Sensitive dependence visualisation — two trajectories separated by \(\delta_0 = 10^{-8}\):

dt = 0.01
s1 = np.array([0.1, 0.0, 0.0])
s2 = s1 + np.array([1e-8, 0, 0])

times, dists = [], []
for t in np.arange(0, 50, dt):
    s1 = rk4(lorenz, s1, dt)
    s2 = rk4(lorenz, s2, dt)
    times.append(t)
    dists.append(np.linalg.norm(s2 - s1))

plt.semilogy(times, dists, lw=0.8)
plt.axhline(1e-8, ls='--', color='gray', label=r'$\delta_0$')
t_arr = np.array(times)
plt.semilogy(t_arr, 1e-8 * np.exp(0.906 * t_arr), 'r--',
             label=r'$\delta_0 e^{\lambda_1 t}$')
plt.xlabel('Time'); plt.ylabel(r'$\|\delta(t)\|$')
plt.legend(); plt.tight_layout(); plt.show()
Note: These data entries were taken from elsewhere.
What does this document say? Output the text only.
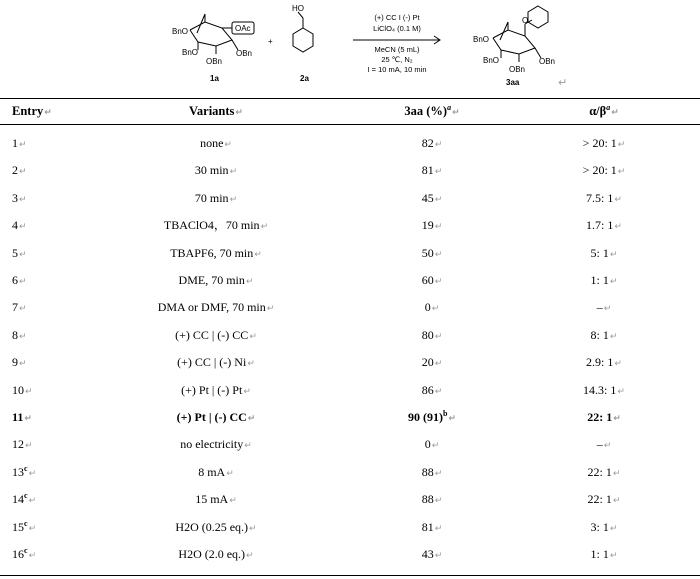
OAc
BnO
BnO	OBn
OBn
1a
+
HO
2a
(+) CC I (-) Pt
LiClO₄ (0.1 M)
MeCN (5 mL)
25 ℃, N₂
I = 10 mA, 10 min
O
BnO
BnO	OBn
OBn
3aa	↵
Entry↵	Variants↵	3aa (%)$^a$↵	$\alpha/\beta^a↵$
1↵	none↵	82↵	> 20: 1↵
2↵	30 min↵	81↵	> 20: 1↵
3↵	70 min↵	45↵	7.5: 1↵
4↵	TBAClO4，70 min↵	19↵	1.7: 1↵
5↵	TBAPF6, 70 min↵	50↵	5: 1↵
6↵	DME, 70 min↵	60↵	1: 1↵
7↵	DMA or DMF, 70 min↵	0↵	–↵
8↵	(+) CC | (-) CC↵	80↵	8: 1↵
9↵	(+) CC | (-) Ni↵	20↵	2.9: 1↵
10↵	(+) Pt | (-) Pt↵	86↵	14.3: 1↵
11↵	(+) Pt | (-) CC↵	90 $(91)^b↵$	22: 1↵
12↵	no electricity↵	0↵	–↵
13$^c$↵	8 mA↵	88↵	22: 1↵
14$^c$↵	15 mA↵	88↵	22: 1↵
15$^c$↵	H2O (0.25 eq.)↵	81↵	3: 1↵
16$^c$↵	H2O (2.0 eq.)↵	43↵	1: 1↵
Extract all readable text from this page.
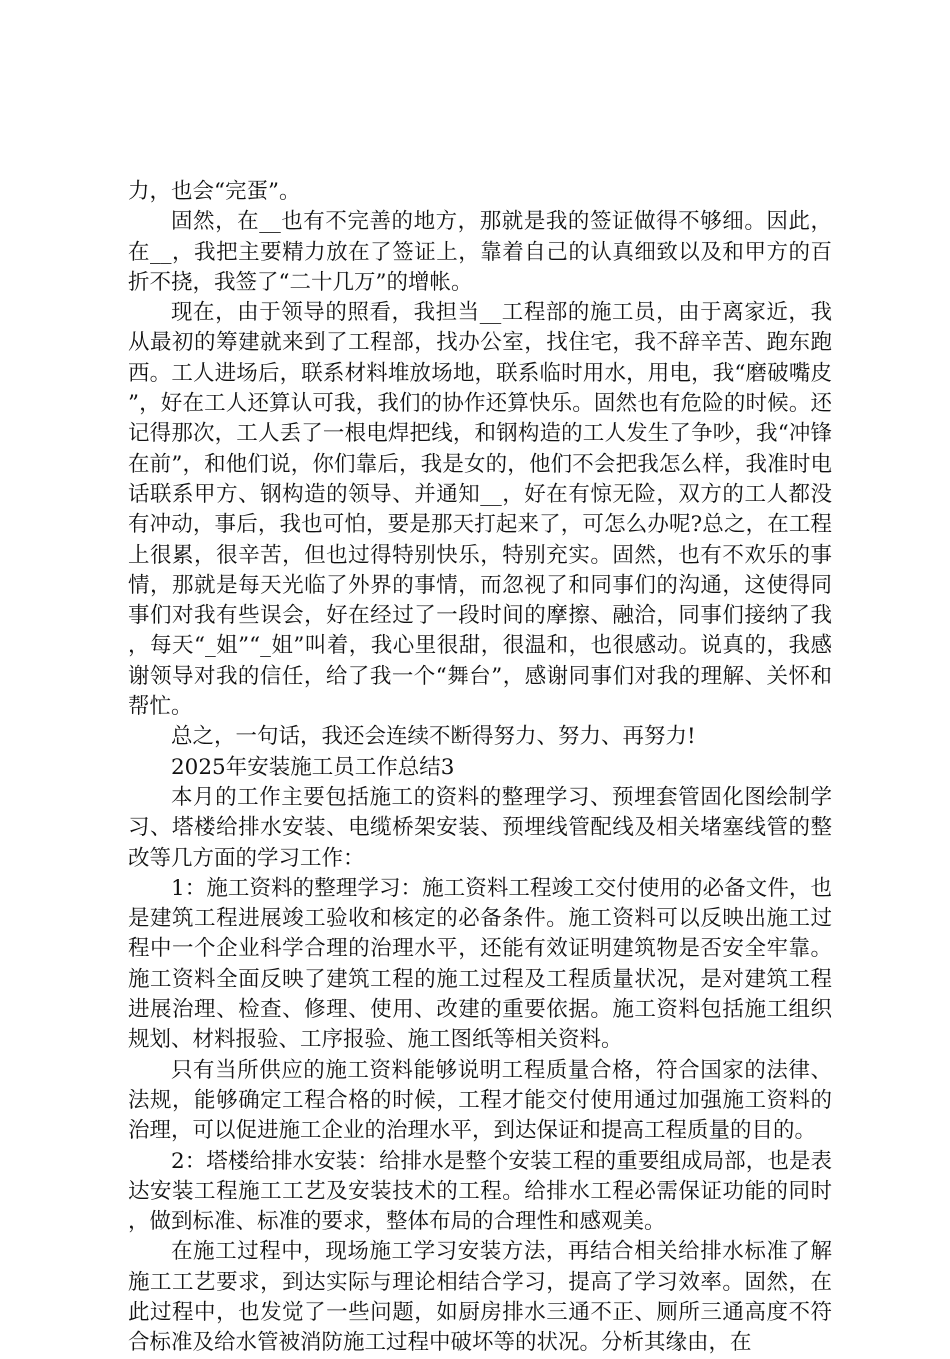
力，也会“完蛋”。

固然，在__也有不完善的地方，那就是我的签证做得不够细。因此，在__，我把主要精力放在了签证上，靠着自己的认真细致以及和甲方的百折不挠，我签了“二十几万”的增帐。

现在，由于领导的照看，我担当__工程部的施工员，由于离家近，我从最初的筹建就来到了工程部，找办公室，找住宅，我不辞辛苦、跑东跑西。工人进场后，联系材料堆放场地，联系临时用水，用电，我“磨破嘴皮”，好在工人还算认可我，我们的协作还算快乐。固然也有危险的时候。还记得那次，工人丢了一根电焊把线，和钢构造的工人发生了争吵，我“冲锋在前”，和他们说，你们靠后，我是女的，他们不会把我怎么样，我准时电话联系甲方、钢构造的领导、并通知__，好在有惊无险，双方的工人都没有冲动，事后，我也可怕，要是那天打起来了，可怎么办呢?总之，在工程上很累，很辛苦，但也过得特别快乐，特别充实。固然，也有不欢乐的事情，那就是每天光临了外界的事情，而忽视了和同事们的沟通，这使得同事们对我有些误会，好在经过了一段时间的摩擦、融洽，同事们接纳了我，每天“_姐”“_姐”叫着，我心里很甜，很温和，也很感动。说真的，我感谢领导对我的信任，给了我一个“舞台”，感谢同事们对我的理解、关怀和帮忙。

总之，一句话，我还会连续不断得努力、努力、再努力!

2025年安装施工员工作总结3

本月的工作主要包括施工的资料的整理学习、预埋套管固化图绘制学习、塔楼给排水安装、电缆桥架安装、预埋线管配线及相关堵塞线管的整改等几方面的学习工作：

1：施工资料的整理学习：施工资料工程竣工交付使用的必备文件，也是建筑工程进展竣工验收和核定的必备条件。施工资料可以反映出施工过程中一个企业科学合理的治理水平，还能有效证明建筑物是否安全牢靠。施工资料全面反映了建筑工程的施工过程及工程质量状况，是对建筑工程进展治理、检查、修理、使用、改建的重要依据。施工资料包括施工组织规划、材料报验、工序报验、施工图纸等相关资料。

只有当所供应的施工资料能够说明工程质量合格，符合国家的法律、法规，能够确定工程合格的时候，工程才能交付使用通过加强施工资料的治理，可以促进施工企业的治理水平，到达保证和提高工程质量的目的。

2：塔楼给排水安装：给排水是整个安装工程的重要组成局部，也是表达安装工程施工工艺及安装技术的工程。给排水工程必需保证功能的同时，做到标准、标准的要求，整体布局的合理性和感观美。

在施工过程中，现场施工学习安装方法，再结合相关给排水标准了解施工工艺要求，到达实际与理论相结合学习，提高了学习效率。固然，在此过程中，也发觉了一些问题，如厨房排水三通不正、厕所三通高度不符合标准及给水管被消防施工过程中破坏等的状况。分析其缘由，在
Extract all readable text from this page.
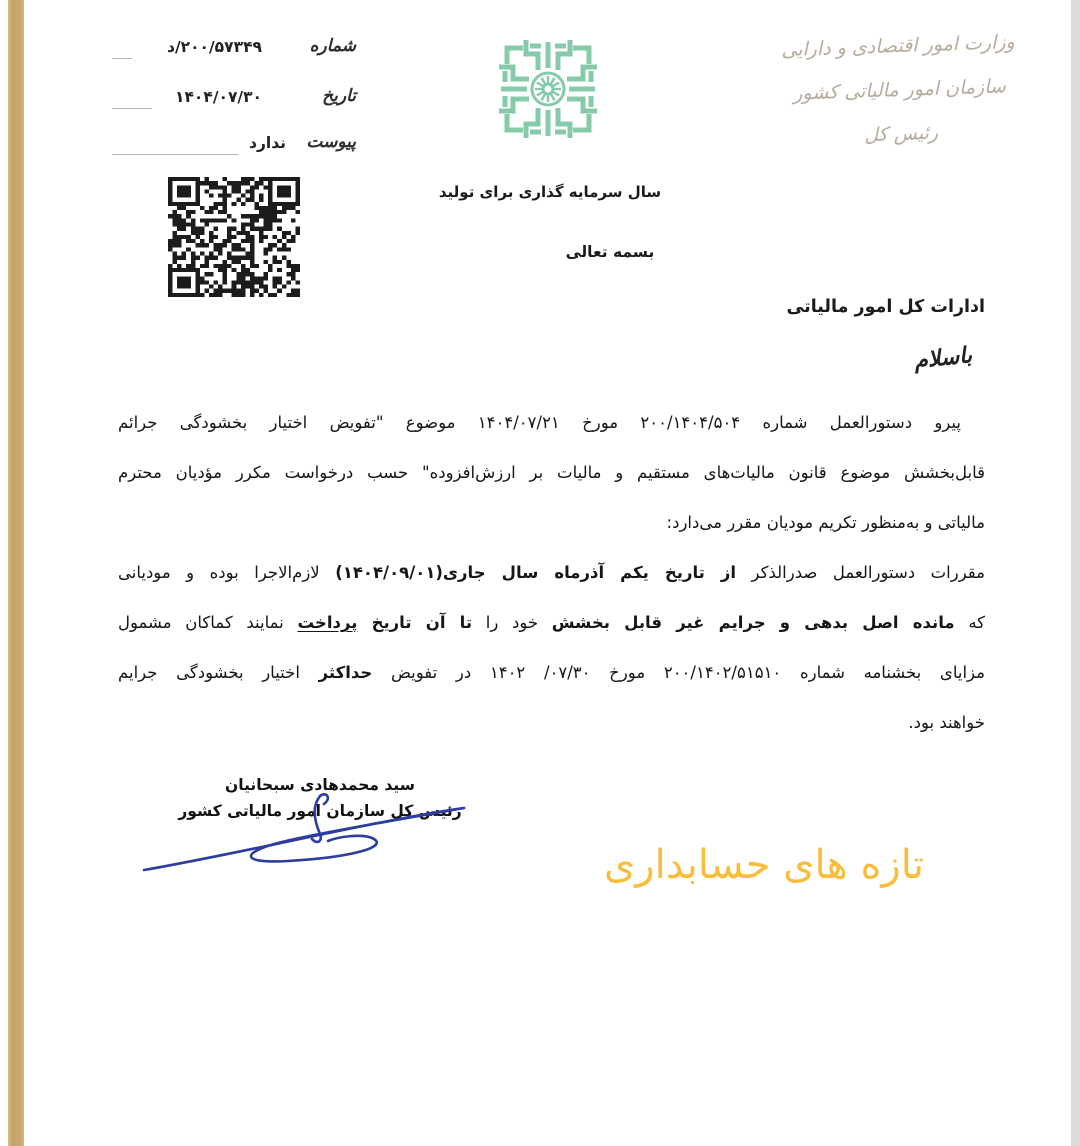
شماره
۲۰۰/۵۷۳۴۹/د
تاریخ
۱۴۰۴/۰۷/۳۰
پیوست
ندارد
وزارت امور اقتصادی و دارایی
سازمان امور مالیاتی کشور
رئیس کل
سال سرمایه گذاری برای تولید
بسمه تعالی
ادارات کل امور مالیاتی
باسلام
پیرو دستورالعمل شماره ۲۰۰/۱۴۰۴/۵۰۴ مورخ ۱۴۰۴/۰۷/۲۱ موضوع "تفویض اختیار بخشودگی جرائم
قابل‌بخشش موضوع قانون مالیات‌های مستقیم و مالیات بر ارزش‌افزوده" حسب درخواست مکرر مؤدیان محترم
مالیاتی و به‌منظور تکریم مودیان مقرر می‌دارد:
مقررات دستورالعمل صدرالذکر از تاریخ یکم آذرماه سال جاری(۱۴۰۴/۰۹/۰۱) لازم‌الاجرا بوده و مودیانی
که مانده اصل بدهی و جرایم غیر قابل بخشش خود را تا آن تاریخ پرداخت نمایند کماکان مشمول
مزایای بخشنامه شماره ۲۰۰/۱۴۰۲/۵۱۵۱۰ مورخ ۰۷/۳۰/ ۱۴۰۲ در تفویض حداکثر اختیار بخشودگی جرایم
خواهند بود.
سید محمدهادی سبحانیان
رئیس کل سازمان امور مالیاتی کشور
تازه های حسابداری
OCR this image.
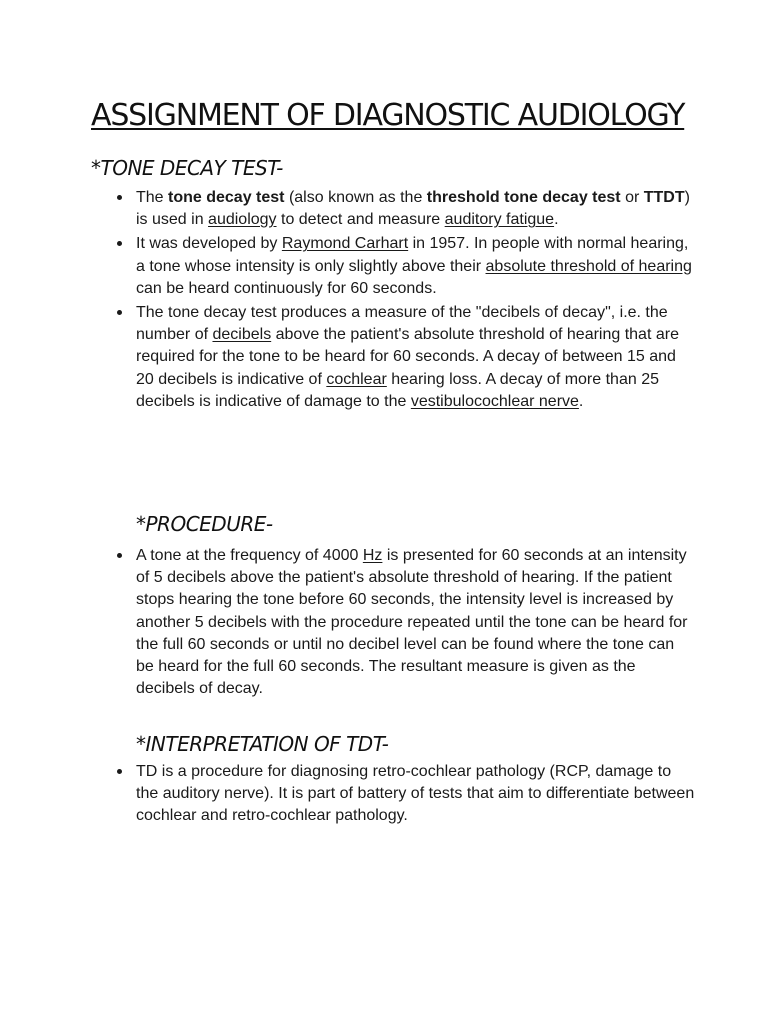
ASSIGNMENT OF DIAGNOSTIC AUDIOLOGY
*TONE DECAY TEST-
The tone decay test (also known as the threshold tone decay test or TTDT) is used in audiology to detect and measure auditory fatigue.
It was developed by Raymond Carhart in 1957. In people with normal hearing, a tone whose intensity is only slightly above their absolute threshold of hearing can be heard continuously for 60 seconds.
The tone decay test produces a measure of the "decibels of decay", i.e. the number of decibels above the patient's absolute threshold of hearing that are required for the tone to be heard for 60 seconds. A decay of between 15 and 20 decibels is indicative of cochlear hearing loss. A decay of more than 25 decibels is indicative of damage to the vestibulocochlear nerve.
*PROCEDURE-
A tone at the frequency of 4000 Hz is presented for 60 seconds at an intensity of 5 decibels above the patient's absolute threshold of hearing. If the patient stops hearing the tone before 60 seconds, the intensity level is increased by another 5 decibels with the procedure repeated until the tone can be heard for the full 60 seconds or until no decibel level can be found where the tone can be heard for the full 60 seconds. The resultant measure is given as the decibels of decay.
*INTERPRETATION OF TDT-
TD is a procedure for diagnosing retro-cochlear pathology (RCP, damage to the auditory nerve). It is part of battery of tests that aim to differentiate between cochlear and retro-cochlear pathology.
The exponential divergence (red dashed line) matches perfectly until the two trajectories are saturated by the attractor size at \(t \approx 30\).

Beyond the Lorenz system

The Lorenz system belongs to a wider zoo of chaotic systems. Related landmarks:

  • Rössler attractor (1976) — simpler equations, single spiral lobe
  • Double pendulum — chaotic with only two degrees of freedom
  • Hénon map — discrete-time analogue with fractal basin boundaries
  • KAM theory — coexistence of regular (quasi-periodic) and chaotic orbits in Hamiltonian systems; chaos spreads from hyperbolic fixed points as energy increases (Chirikov criterion)

The universality of chaos is captured by Feigenbaum’s constants: the period-doubling route to chaos (e.g., in the logistic map \(x_{n+1} = rx_n(1-x_n)\)) is governed by the ratio \(\delta = 4.669...\) between successive bifurcation intervals, independent of the particular map.